In today’s world farmers are planting more acres. This means they need more equipment, bigger equipment, and more dollars invested. Everything needs to count. Gone are the days when a farm had chickens for eggs, soup, and fried wings; hogs for bacon and pork; cows for milk; and crops for feed and cash flow. In the past, each of these contributed to the overall wellbeing of the farm. Overall, there was a smaller amount of money invested in the operation, but finishing daily tasks required much more time. It was a way of life. Today, we have become much more efficient, but in so doing, it raises the bar for other inputs – like seed.
Seed performance can be measured in the lab but may be difficult to exactly replicate in the field. Seed germination is reported as a number – a percentage of plants which grow. This means it is a yes or no. But what does that really tell you? There are official rules for testing, evaluation, and reporting of seed germination. These rules serve a good purpose, but as in farming, not everything is black and white. With seed testing, there are strong healthy seeds, dead seeds, and the in-between – the weak, abnormal, or diseased. Sometimes these weaker seedlings are considered “weeds.” Although they may grow, they may be slower in development and take away from the nutrients of the strong plants. In corn, they may pollinate at a later time resulting in poor seed set.
In today’s world the more information we have the better. In precision ag circles, uneven emergence is considered a factor limiting optimum yields. Some of this loss occurs from planting equipment, field conditions, plant stubble, etc. But, losses from seed variability can also occur. Vigor testing can identify weak seeds and be compared to the germination rate to determine the potential for uneven growth of seed. Vigor testing can be very useful but may not be consistent from crop to crop. Some types of vigor tests might be more suited to one crop over another or for one type of abnormality. A Tetrazolium test is a good tool to identify mechanical damage to soybeans. Seeds identified in the low category are probable candidates for late emergence. Cold tests and Accelerated Aging tests can be compared to standard warm germination scores to identify weak seedlings in the field. Fast Green or Pericarp testing can be performed on corn to identify cracks or damage to the seed coat which could result in injury from starter fertilizer. A Saturated Cold test can also be performed to measure imbibition injury from planting in cold conditions or planting in saturated soil.
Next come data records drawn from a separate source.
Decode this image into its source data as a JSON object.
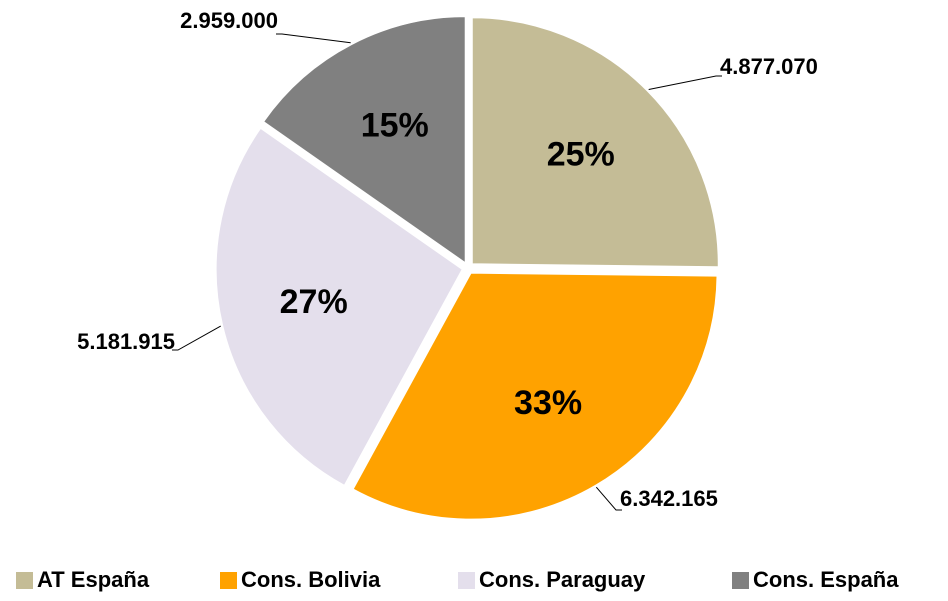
{
  "chart_data": {
    "type": "pie",
    "categories": [
      "AT España",
      "Cons. Bolivia",
      "Cons. Paraguay",
      "Cons. España"
    ],
    "values": [
      4877070,
      6342165,
      5181915,
      2959000
    ],
    "value_labels": [
      "4.877.070",
      "6.342.165",
      "5.181.915",
      "2.959.000"
    ],
    "percent_labels": [
      "25%",
      "33%",
      "27%",
      "15%"
    ],
    "colors": [
      "#c4bc96",
      "#ffa200",
      "#e4dfec",
      "#808080"
    ],
    "legend": "bottom"
  }
}
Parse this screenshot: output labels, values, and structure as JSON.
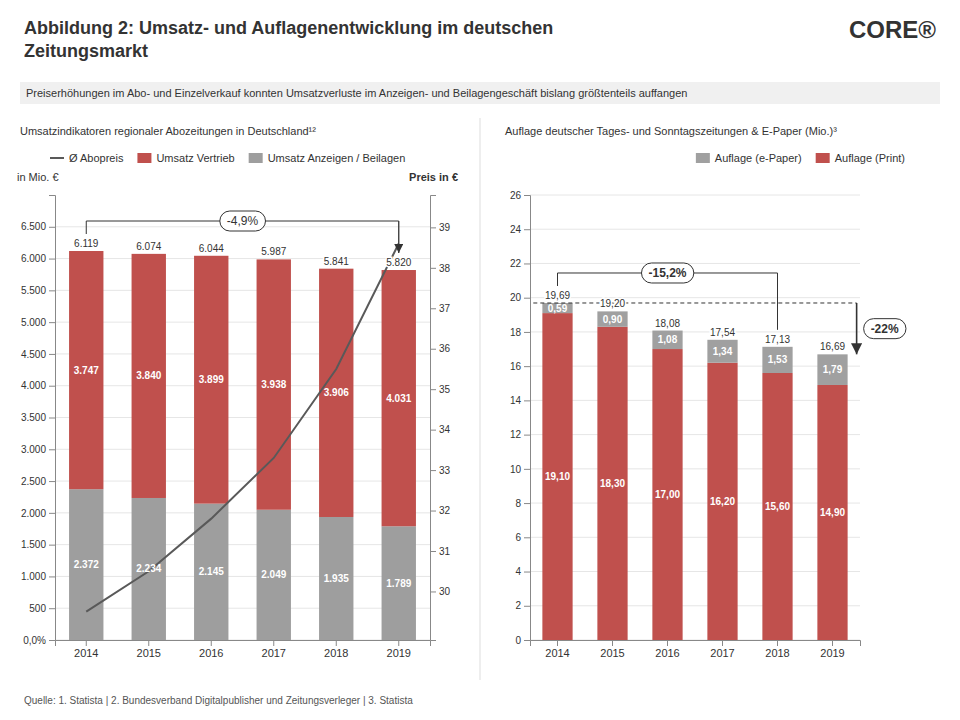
{
  "title": "Abbildung 2: Umsatz- und Auflagenentwicklung im deutschen\nZeitungsmarkt",
  "subtitle": "Preiserhöhungen im Abo- und Einzelverkauf konnten Umsatzverluste im Anzeigen- und Beilagengeschäft bislang größtenteils auffangen",
  "annotations": [
    "Quelle: 1. Statista | 2. Bundesverband  Digitalpublisher und Zeitungsverleger | 3. Statista",
    "CORE®"
  ],
  "chart_data": [
    {
      "type": "bar",
      "title": "Umsatzindikatoren regionaler Abozeitungen  in Deutschland¹²",
      "categories": [
        "2014",
        "2015",
        "2016",
        "2017",
        "2018",
        "2019"
      ],
      "series": [
        {
          "name": "Umsatz Anzeigen / Beilagen",
          "type": "bar",
          "color": "#9e9e9e",
          "values": [
            2372,
            2234,
            2145,
            2049,
            1935,
            1789
          ],
          "value_labels": [
            "2.372",
            "2.234",
            "2.145",
            "2.049",
            "1.935",
            "1.789"
          ],
          "data_labels": true
        },
        {
          "name": "Umsatz Vertrieb",
          "type": "bar",
          "color": "#c0504d",
          "values": [
            3747,
            3840,
            3899,
            3938,
            3906,
            4031
          ],
          "value_labels": [
            "3.747",
            "3.840",
            "3.899",
            "3.938",
            "3.906",
            "4.031"
          ],
          "data_labels": true
        },
        {
          "name": "Ø Abopreis",
          "type": "line",
          "color": "#595959",
          "axis": "y2",
          "values": [
            29.5,
            30.5,
            31.8,
            33.3,
            35.5,
            38.6
          ]
        }
      ],
      "totals": {
        "values": [
          6119,
          6074,
          6044,
          5987,
          5841,
          5820
        ],
        "value_labels": [
          "6.119",
          "6.074",
          "6.044",
          "5.987",
          "5.841",
          "5.820"
        ]
      },
      "stacked": true,
      "ylabel": "in Mio. €",
      "y2label": "Preis in €",
      "ylim": [
        0,
        7000
      ],
      "yticks": [
        {
          "value": 0,
          "label": "0,0%"
        },
        500,
        {
          "value": 1000,
          "label": "1.000"
        },
        {
          "value": 1500,
          "label": "1.500"
        },
        {
          "value": 2000,
          "label": "2.000"
        },
        {
          "value": 2500,
          "label": "2.500"
        },
        {
          "value": 3000,
          "label": "3.000"
        },
        {
          "value": 3500,
          "label": "3.500"
        },
        {
          "value": 4000,
          "label": "4.000"
        },
        {
          "value": 4500,
          "label": "4.500"
        },
        {
          "value": 5000,
          "label": "5.000"
        },
        {
          "value": 5500,
          "label": "5.500"
        },
        {
          "value": 6000,
          "label": "6.000"
        },
        {
          "value": 6500,
          "label": "6.500"
        }
      ],
      "y2lim": [
        28.8,
        39.8
      ],
      "y2ticks": [
        30,
        31,
        32,
        33,
        34,
        35,
        36,
        37,
        38,
        39
      ],
      "grid": true,
      "legend": "upper left",
      "annotations": [
        "-4,9%"
      ]
    },
    {
      "type": "bar",
      "title": "Auflage deutscher Tages- und Sonntagszeitungen & E-Paper (Mio.)³",
      "categories": [
        "2014",
        "2015",
        "2016",
        "2017",
        "2018",
        "2019"
      ],
      "series": [
        {
          "name": "Auflage (Print)",
          "type": "bar",
          "color": "#c0504d",
          "values": [
            19.1,
            18.3,
            17.0,
            16.2,
            15.6,
            14.9
          ],
          "value_labels": [
            "19,10",
            "18,30",
            "17,00",
            "16,20",
            "15,60",
            "14,90"
          ],
          "data_labels": true
        },
        {
          "name": "Auflage (e-Paper)",
          "type": "bar",
          "color": "#a0a0a0",
          "values": [
            0.59,
            0.9,
            1.08,
            1.34,
            1.53,
            1.79
          ],
          "value_labels": [
            "0,59",
            "0,90",
            "1,08",
            "1,34",
            "1,53",
            "1,79"
          ],
          "data_labels": true
        }
      ],
      "totals": {
        "values": [
          19.69,
          19.2,
          18.08,
          17.54,
          17.13,
          16.69
        ],
        "value_labels": [
          "19,69",
          "19,20",
          "18,08",
          "17,54",
          "17,13",
          "16,69"
        ]
      },
      "stacked": true,
      "ylim": [
        0,
        26
      ],
      "yticks": [
        0,
        2,
        4,
        6,
        8,
        10,
        12,
        14,
        16,
        18,
        20,
        22,
        24,
        26
      ],
      "grid": true,
      "legend": "upper right",
      "annotations": [
        "-15,2%",
        "-22%"
      ]
    }
  ]
}
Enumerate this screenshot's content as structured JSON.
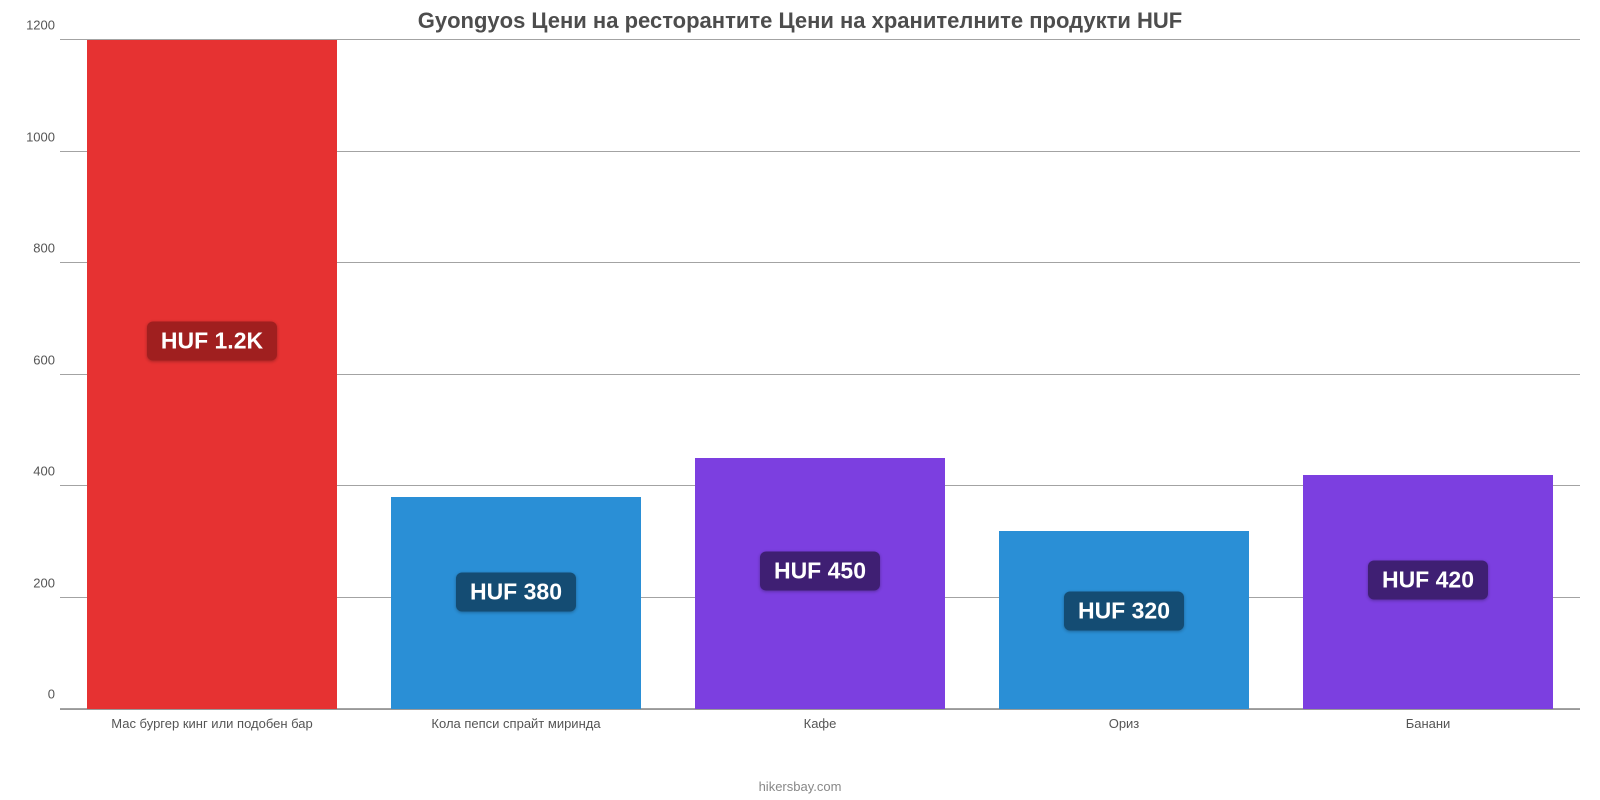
{
  "chart": {
    "type": "bar",
    "title": "Gyongyos Цени на ресторантите Цени на хранителните продукти HUF",
    "title_fontsize": 22,
    "title_color": "#4d4d4d",
    "background_color": "#ffffff",
    "grid_color": "#999999",
    "axis_label_color": "#555555",
    "axis_label_fontsize": 13,
    "ylim": [
      0,
      1200
    ],
    "ytick_step": 200,
    "yticks": [
      0,
      200,
      400,
      600,
      800,
      1000,
      1200
    ],
    "categories": [
      "Мас бургер кинг или подобен бар",
      "Кола пепси спрайт миринда",
      "Кафе",
      "Ориз",
      "Банани"
    ],
    "values": [
      1200,
      380,
      450,
      320,
      420
    ],
    "value_labels": [
      "HUF 1.2K",
      "HUF 380",
      "HUF 450",
      "HUF 320",
      "HUF 420"
    ],
    "bar_colors": [
      "#e63232",
      "#2a8fd6",
      "#7c3fe0",
      "#2a8fd6",
      "#7c3fe0"
    ],
    "badge_colors": [
      "#a01f1f",
      "#144c73",
      "#3f1f73",
      "#144c73",
      "#3f1f73"
    ],
    "badge_fontsize": 23,
    "bar_width": 0.82,
    "footer": "hikersbay.com",
    "footer_color": "#888888"
  }
}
No one vigor test is comprehensive or able to predict all planting conditions. They are tools to equip you with information. There is little to be done to change the real quality or performance of a seed lot. The only options are to protect the seed with treatment, adjust population or adjust the timing of planting. This year the quality of most seed lots is very good, but when planting in extremes or going for that barn-busting yield, it is always good to know what you are working with. Vigor testing is “cheap insurance.”